May 10, 1995|By Kate Shatzkin | Kate Shatzkin,Sun Staff Writer
A federal judge yesterday dressed down state prison officials for regular violations of population limits at the overcrowded Baltimore City Detention Center -- then declined to punish them for doing so.
Saying the true measure of a society is how it treats its "powerless," Judge J. Frederick Motz asked officials why they should not be found in contempt for violating a 2-year-old court-enforced agreement, as an attorney for jail inmates had requested. "You all are really having me preside over the evisceration of this decree," he said. "There had to be good reason for those figures to be arrived at and it's been continuously violated."
But after hours of testimony from officials who said they could not control increasing arrests, the judge said sanctions would serve no purpose. Instead, he ordered reports over the next few months to hold the state to its goal of complying with the agreement by summer's end.
The 1993 consent decree, the product of two decades of litigation over conditions at the former City Jail, says that no more than 2,930 inmates can be kept at the jail except in an emergency. Yesterday, the population stood at about 3,400.
Last week prison officials had said they would try to reduce the population in stages, reaching the court-ordered limit by June 1.
But state lawyers reversed their position yesterday, arguing that they could not remedy the problems by that date. "You can't get blood from a turnip," said Assistant Attorney General Evelyn Cannon.
Jail officials yesterday stopped accepting federal prisoners, who are routinely detained there under a contractual agreement with the U.S. Marshals Service. About 90 federal prisoners already at the jail will remain there for the time being.
U.S. Marshal Scott Sewell said he would have to find space at several county jails that also have agreements with the government, and that he was considering legal action to force the jail to honor its contract. There is no federal detention center for pretrial prisoners in Maryland.

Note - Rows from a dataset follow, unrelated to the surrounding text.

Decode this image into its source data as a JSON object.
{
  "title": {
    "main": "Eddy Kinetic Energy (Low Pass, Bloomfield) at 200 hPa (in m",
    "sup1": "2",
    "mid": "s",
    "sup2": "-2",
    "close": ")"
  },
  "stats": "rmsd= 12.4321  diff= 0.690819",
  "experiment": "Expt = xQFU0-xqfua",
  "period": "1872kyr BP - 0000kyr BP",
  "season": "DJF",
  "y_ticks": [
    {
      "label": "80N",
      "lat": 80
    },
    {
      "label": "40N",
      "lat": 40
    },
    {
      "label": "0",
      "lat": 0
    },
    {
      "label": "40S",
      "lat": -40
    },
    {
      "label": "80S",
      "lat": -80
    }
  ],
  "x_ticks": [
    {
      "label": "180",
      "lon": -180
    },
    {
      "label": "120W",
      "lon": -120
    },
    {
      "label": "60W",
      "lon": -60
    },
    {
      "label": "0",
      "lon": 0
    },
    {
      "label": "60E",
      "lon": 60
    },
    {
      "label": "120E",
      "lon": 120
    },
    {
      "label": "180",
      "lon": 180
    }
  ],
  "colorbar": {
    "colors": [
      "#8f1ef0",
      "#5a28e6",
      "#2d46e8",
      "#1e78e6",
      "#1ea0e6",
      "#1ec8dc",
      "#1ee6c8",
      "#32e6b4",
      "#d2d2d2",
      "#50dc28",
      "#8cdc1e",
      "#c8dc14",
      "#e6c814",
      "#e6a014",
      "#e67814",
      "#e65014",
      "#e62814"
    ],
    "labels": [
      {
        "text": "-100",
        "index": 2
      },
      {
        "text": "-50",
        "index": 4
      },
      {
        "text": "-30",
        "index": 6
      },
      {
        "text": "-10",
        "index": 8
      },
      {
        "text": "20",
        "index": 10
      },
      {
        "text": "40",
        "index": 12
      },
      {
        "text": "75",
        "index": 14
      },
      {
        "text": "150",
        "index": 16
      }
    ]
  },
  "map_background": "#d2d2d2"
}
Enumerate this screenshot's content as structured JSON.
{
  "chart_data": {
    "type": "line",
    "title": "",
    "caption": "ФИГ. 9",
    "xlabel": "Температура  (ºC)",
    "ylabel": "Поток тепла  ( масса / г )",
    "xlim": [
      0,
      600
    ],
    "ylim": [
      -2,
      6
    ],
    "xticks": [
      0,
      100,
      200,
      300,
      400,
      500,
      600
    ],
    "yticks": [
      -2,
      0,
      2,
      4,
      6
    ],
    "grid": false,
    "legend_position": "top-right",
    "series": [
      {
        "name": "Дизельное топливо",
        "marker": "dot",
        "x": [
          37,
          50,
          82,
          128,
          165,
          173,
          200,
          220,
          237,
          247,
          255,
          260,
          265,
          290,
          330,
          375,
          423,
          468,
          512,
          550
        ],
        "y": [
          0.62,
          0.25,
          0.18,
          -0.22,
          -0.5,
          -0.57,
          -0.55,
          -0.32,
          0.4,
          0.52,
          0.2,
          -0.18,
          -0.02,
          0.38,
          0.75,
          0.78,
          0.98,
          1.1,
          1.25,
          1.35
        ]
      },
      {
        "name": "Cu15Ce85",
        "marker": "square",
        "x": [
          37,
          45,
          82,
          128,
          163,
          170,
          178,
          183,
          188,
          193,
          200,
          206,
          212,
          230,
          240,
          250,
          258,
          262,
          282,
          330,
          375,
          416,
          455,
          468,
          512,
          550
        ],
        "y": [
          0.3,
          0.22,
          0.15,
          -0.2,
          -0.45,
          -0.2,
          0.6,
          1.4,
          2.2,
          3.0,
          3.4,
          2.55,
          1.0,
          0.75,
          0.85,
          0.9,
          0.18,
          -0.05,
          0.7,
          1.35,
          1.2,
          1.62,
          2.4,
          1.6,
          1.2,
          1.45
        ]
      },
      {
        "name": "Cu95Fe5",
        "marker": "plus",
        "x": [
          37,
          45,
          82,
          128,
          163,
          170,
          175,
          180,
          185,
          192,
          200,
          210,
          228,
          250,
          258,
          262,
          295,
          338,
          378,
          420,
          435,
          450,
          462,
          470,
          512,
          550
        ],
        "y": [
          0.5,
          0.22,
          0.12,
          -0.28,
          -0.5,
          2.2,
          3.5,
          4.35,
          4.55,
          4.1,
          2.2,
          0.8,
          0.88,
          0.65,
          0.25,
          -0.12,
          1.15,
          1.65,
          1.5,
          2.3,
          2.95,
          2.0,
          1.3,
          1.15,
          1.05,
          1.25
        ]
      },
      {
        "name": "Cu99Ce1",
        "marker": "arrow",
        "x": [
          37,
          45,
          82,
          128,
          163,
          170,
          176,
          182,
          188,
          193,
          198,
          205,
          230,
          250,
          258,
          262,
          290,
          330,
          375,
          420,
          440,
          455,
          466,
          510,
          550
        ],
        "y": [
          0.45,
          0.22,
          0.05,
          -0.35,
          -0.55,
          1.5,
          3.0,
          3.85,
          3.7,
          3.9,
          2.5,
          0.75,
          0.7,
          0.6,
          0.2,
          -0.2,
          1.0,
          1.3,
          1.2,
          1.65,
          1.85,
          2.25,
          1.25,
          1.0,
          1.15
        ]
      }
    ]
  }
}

Frank M. Dunbaugh, the inmates' lawyer, said the state is using stopgap measures instead of looking at long-term solutions for the rising population behind bars. "We keep hearing this is an impossibility of performance," he said. "I don't think they can prove that fact."
Prison officials spent hours trying to do so. Bishop L. Robinson, secretary of the state Department of Public Safety and Correctional Services, said he could not control the flow of inmates left at his doors by police, court commissioners and judges.
Prisoners sent to the 19th-century jail spend an average of 47 days there -- and in the end, half are set free after being found not guilty or having their cases dropped or tabled.
Mr. Robinson said he felt he could meet the prisoner limit by September by opening the new 811-bed Central Booking Facility in stages over the summer, completing a 400-bed dormitory nearby originally intended for sentenced inmates and transferring prisoners from the Maryland Penitentiary to an expanded prison in Jessup.